Читать книгу Дважды рождённые - Константин Михайлович Ганин - Страница 5
«В шкуре зверя»
Глава 1
Первый урок
ОглавлениеКартина, представшая в первые секунды лекции, не внушала особого оптимизма. Персонаж, которого Игорь в ходу окрестил «Профессор», был мультяшным. Если быть точнее – нарисованным на сером фоне скучным типом в чёрном костюме. Рисунок изображал учителя человечком со взъерошенными волосами. В остальном же он был подчёркнуто правильным. Ничего лишнего. Но всё, что полагается профессору, при нём. Чего ещё можно было ожидать от персонажа, преподающего историю средних веков?
Обстановка аудитории была в том же стиле – плоский рисунок в серых тонах.

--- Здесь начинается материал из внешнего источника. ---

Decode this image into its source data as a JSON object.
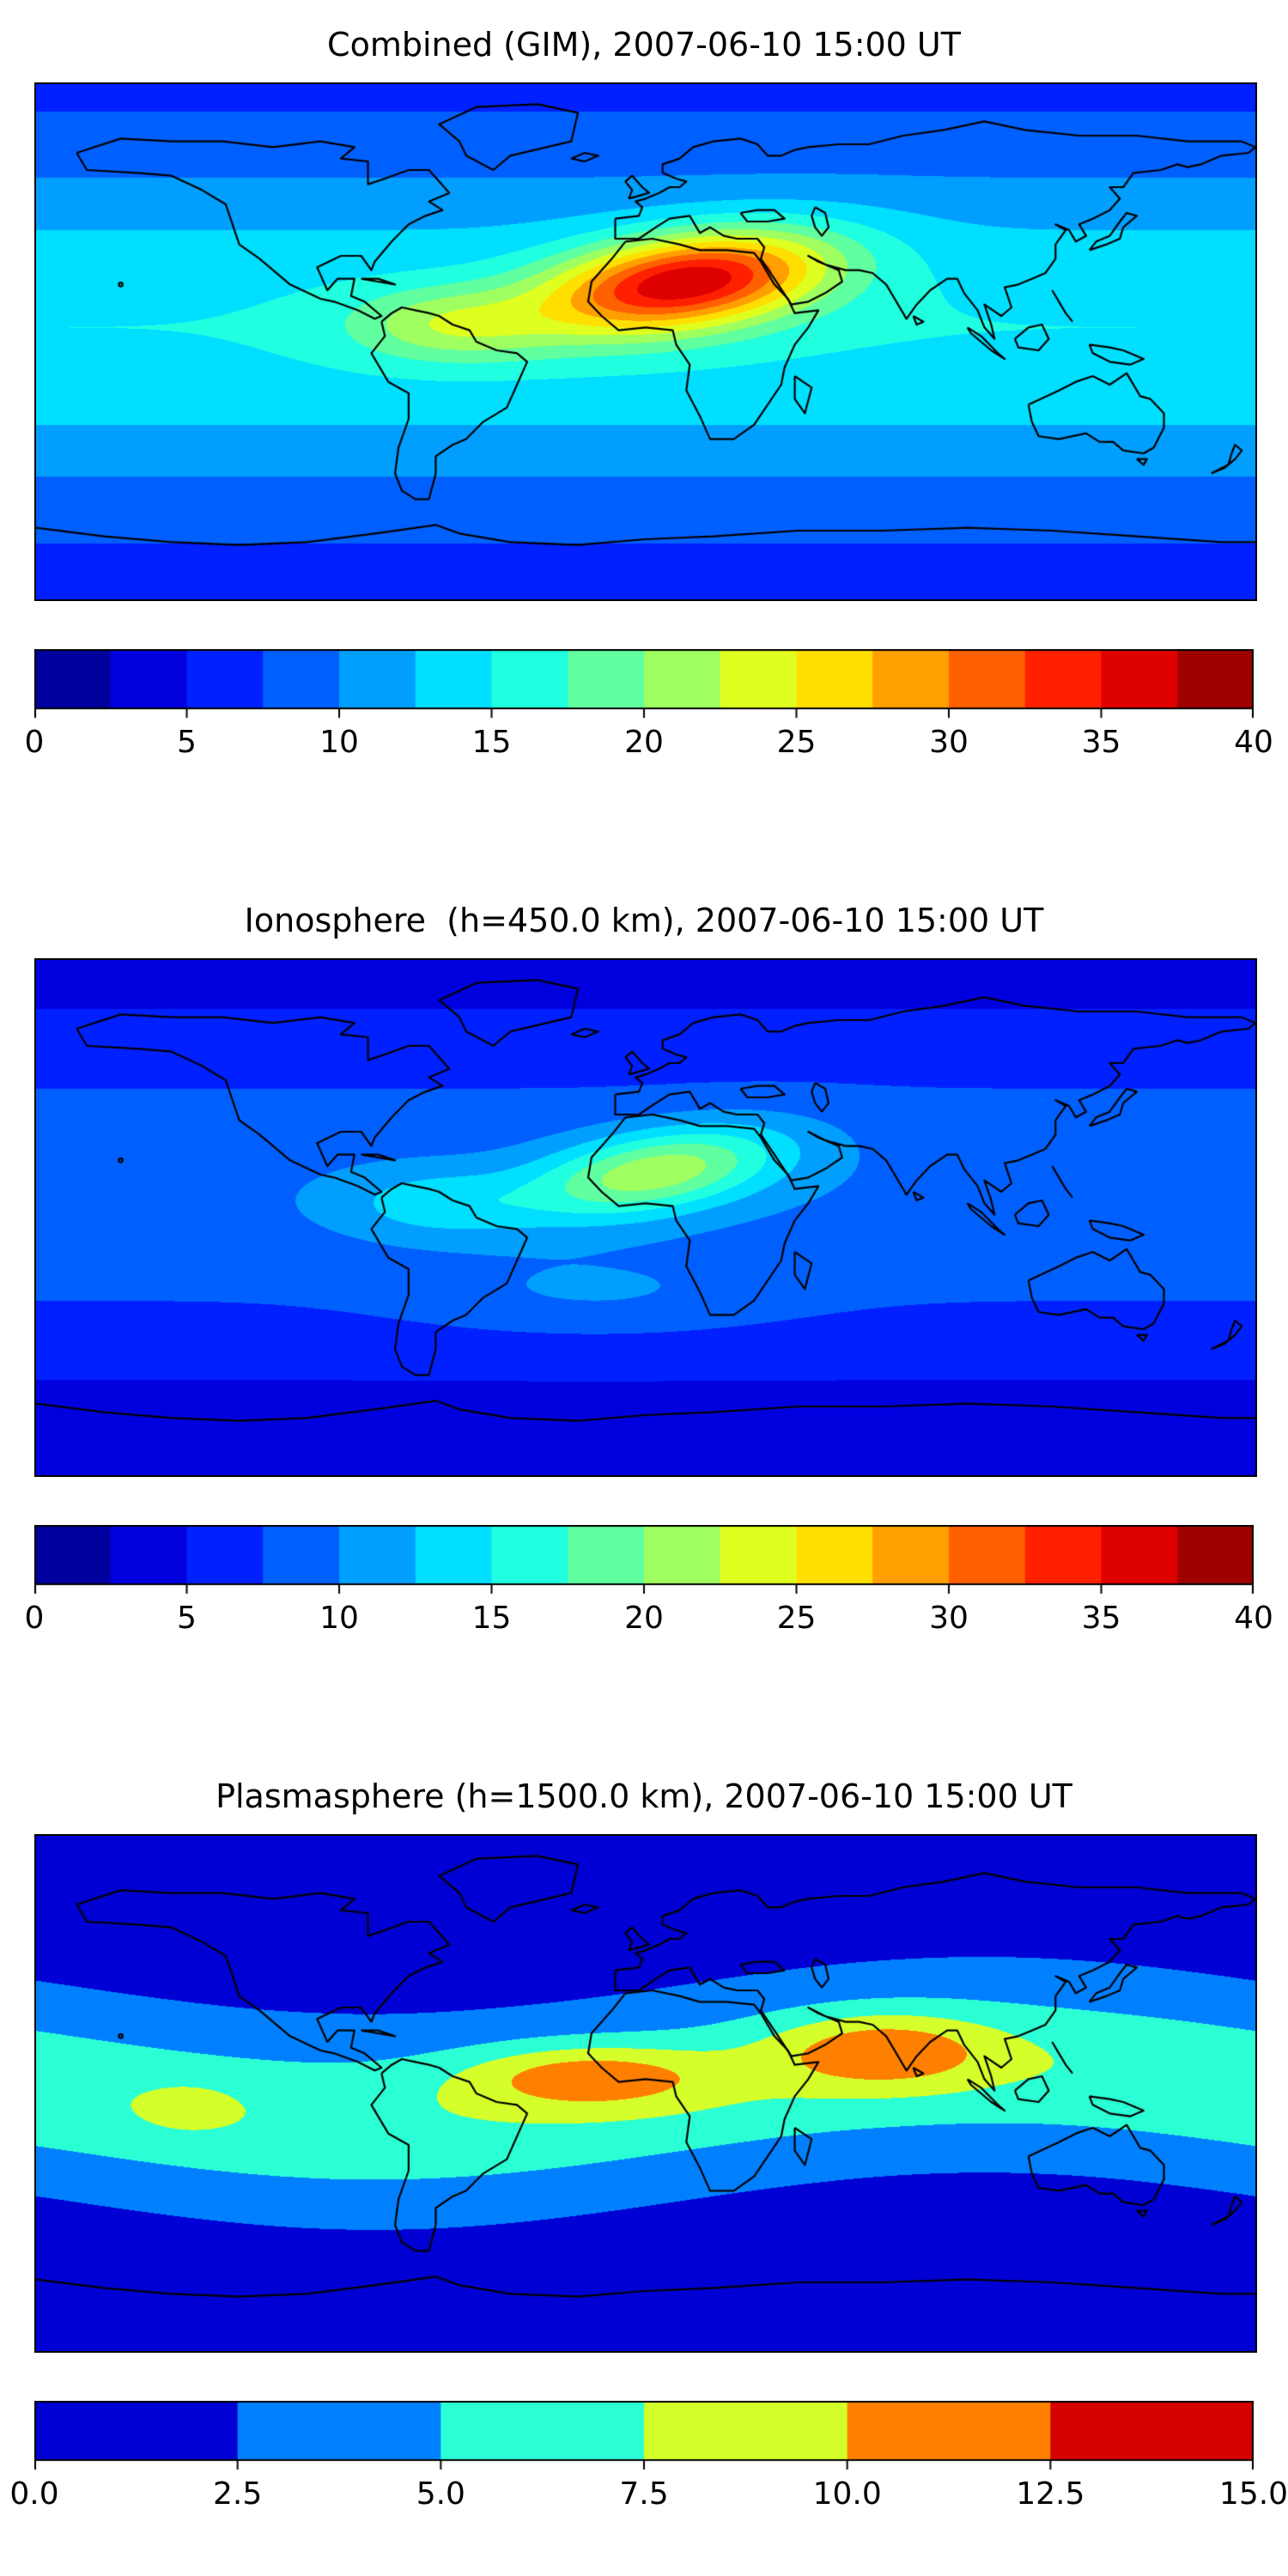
{
  "figure": {
    "background": "#ffffff",
    "n_panels": 3
  },
  "chart_data": [
    {
      "type": "heatmap",
      "title": "Combined (GIM), 2007-06-10 15:00 UT",
      "colormap": "jet",
      "projection": "equirectangular",
      "lon_range": [
        -180,
        180
      ],
      "lat_range": [
        -90,
        90
      ],
      "value_range": [
        0,
        40
      ],
      "contour_step": 2.5,
      "colorbar_ticks": [
        0,
        5,
        10,
        15,
        20,
        25,
        30,
        35,
        40
      ],
      "colorbar_tick_labels": [
        "0",
        "5",
        "10",
        "15",
        "20",
        "25",
        "30",
        "35",
        "40"
      ],
      "legend_position": "bottom",
      "grid": false,
      "peak": {
        "value": 37,
        "lon": 12,
        "lat": 21
      },
      "field_model": {
        "base": {
          "offset": 7,
          "cos_amp": 8,
          "lat_center": 5
        },
        "blobs": [
          {
            "lon": 12,
            "lat": 21,
            "amp": 23,
            "sigma_lon": 42,
            "sigma_lat": 16,
            "theta_deg": 10
          },
          {
            "lon": -58,
            "lat": 6,
            "amp": 7,
            "sigma_lon": 30,
            "sigma_lat": 13,
            "theta_deg": 0
          }
        ]
      }
    },
    {
      "type": "heatmap",
      "title": "Ionosphere  (h=450.0 km), 2007-06-10 15:00 UT",
      "colormap": "jet",
      "projection": "equirectangular",
      "lon_range": [
        -180,
        180
      ],
      "lat_range": [
        -90,
        90
      ],
      "value_range": [
        0,
        40
      ],
      "contour_step": 2.5,
      "colorbar_ticks": [
        0,
        5,
        10,
        15,
        20,
        25,
        30,
        35,
        40
      ],
      "colorbar_tick_labels": [
        "0",
        "5",
        "10",
        "15",
        "20",
        "25",
        "30",
        "35",
        "40"
      ],
      "legend_position": "bottom",
      "grid": false,
      "peak": {
        "value": 22,
        "lon": 3,
        "lat": 16
      },
      "field_model": {
        "base": {
          "offset": 4,
          "cos_amp": 5.5,
          "lat_center": 8
        },
        "blobs": [
          {
            "lon": 3,
            "lat": 16,
            "amp": 12.5,
            "sigma_lon": 38,
            "sigma_lat": 14,
            "theta_deg": 12
          },
          {
            "lon": -62,
            "lat": 5,
            "amp": 4.5,
            "sigma_lon": 28,
            "sigma_lat": 12,
            "theta_deg": 0
          },
          {
            "lon": -15,
            "lat": -28,
            "amp": 2.5,
            "sigma_lon": 55,
            "sigma_lat": 14,
            "theta_deg": 0
          }
        ]
      }
    },
    {
      "type": "heatmap",
      "title": "Plasmasphere (h=1500.0 km), 2007-06-10 15:00 UT",
      "colormap": "jet",
      "projection": "equirectangular",
      "lon_range": [
        -180,
        180
      ],
      "lat_range": [
        -90,
        90
      ],
      "value_range": [
        0,
        15
      ],
      "contour_step": 2.5,
      "colorbar_ticks": [
        0,
        2.5,
        5,
        7.5,
        10,
        12.5,
        15
      ],
      "colorbar_tick_labels": [
        "0.0",
        "2.5",
        "5.0",
        "7.5",
        "10.0",
        "12.5",
        "15.0"
      ],
      "legend_position": "bottom",
      "grid": false,
      "peak": {
        "value": 12.3,
        "lon": 70,
        "lat": 15
      },
      "field_model": {
        "base": {
          "offset": 1.3,
          "cos_amp": 0,
          "lat_center": 0
        },
        "band": {
          "amp": 5.8,
          "sigma_lat": 30,
          "equator_wave_amp": 10,
          "equator_wave_phase_deg": 10
        },
        "blobs": [
          {
            "lon": -18,
            "lat": 6,
            "amp": 5.5,
            "sigma_lon": 36,
            "sigma_lat": 11,
            "theta_deg": 0
          },
          {
            "lon": 70,
            "lat": 15,
            "amp": 5.5,
            "sigma_lon": 32,
            "sigma_lat": 13,
            "theta_deg": 0
          },
          {
            "lon": -135,
            "lat": -5,
            "amp": 1.8,
            "sigma_lon": 14,
            "sigma_lat": 8,
            "theta_deg": 0
          }
        ]
      }
    }
  ]
}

Довольно скучный. Светлые стены с тёмным прямоугольником школьной доски и невыразительными контурами профессорского стола, заваленного разным хламом.
Профессор явно выжидал. Он разглядывал несуществующий потолок и несуществующий пол, скоблил корявую доску за своей спиной, брал указку, клал её обратно. Он вытирал испачканные руки о полы своего мультяшного пиджака, оставляя на нём белые пятна. И жутко при всём этом кряхтел.
Тем временем чудной прибор на профессорском рабочем столе, такой же корявый, как и всё остальное – то ли таймер, то ли метроном – включился и начал отсчёт. Он тикал, ужасающе размахивая маятником-стрелкой. Каждым тактом он создавал пронзительный звук, который нарастал по частоте, оставаясь гундосо-звенящим. Ай, хитрец. Расчёт явно был на то, чтобы разбудить собравшуюся в аудитории группу бездельников и сонь. И ведь сработало. Тон таймера стал совершенно невыносимым, когда без какого-либо перехода два последних удара пробили в уютных бархатных тонах и создали-таки приятную атмосферу. Ничего не скажешь, не дураками придумано было. Типа: подняли, по щекам похлопали, а затем мягкий толчок в зад. Не хватало только нежного женственного голоса: «Ступай, мой маленький. Тебя ждёт много нового сегодня».
Женского голоса не было, но мягкий уверенный мужской, совершенно не соответствующий кряхтящему типу, был. И он был гармоничным продолжением последних ударов таймера, хотя начал резко и без предисловия.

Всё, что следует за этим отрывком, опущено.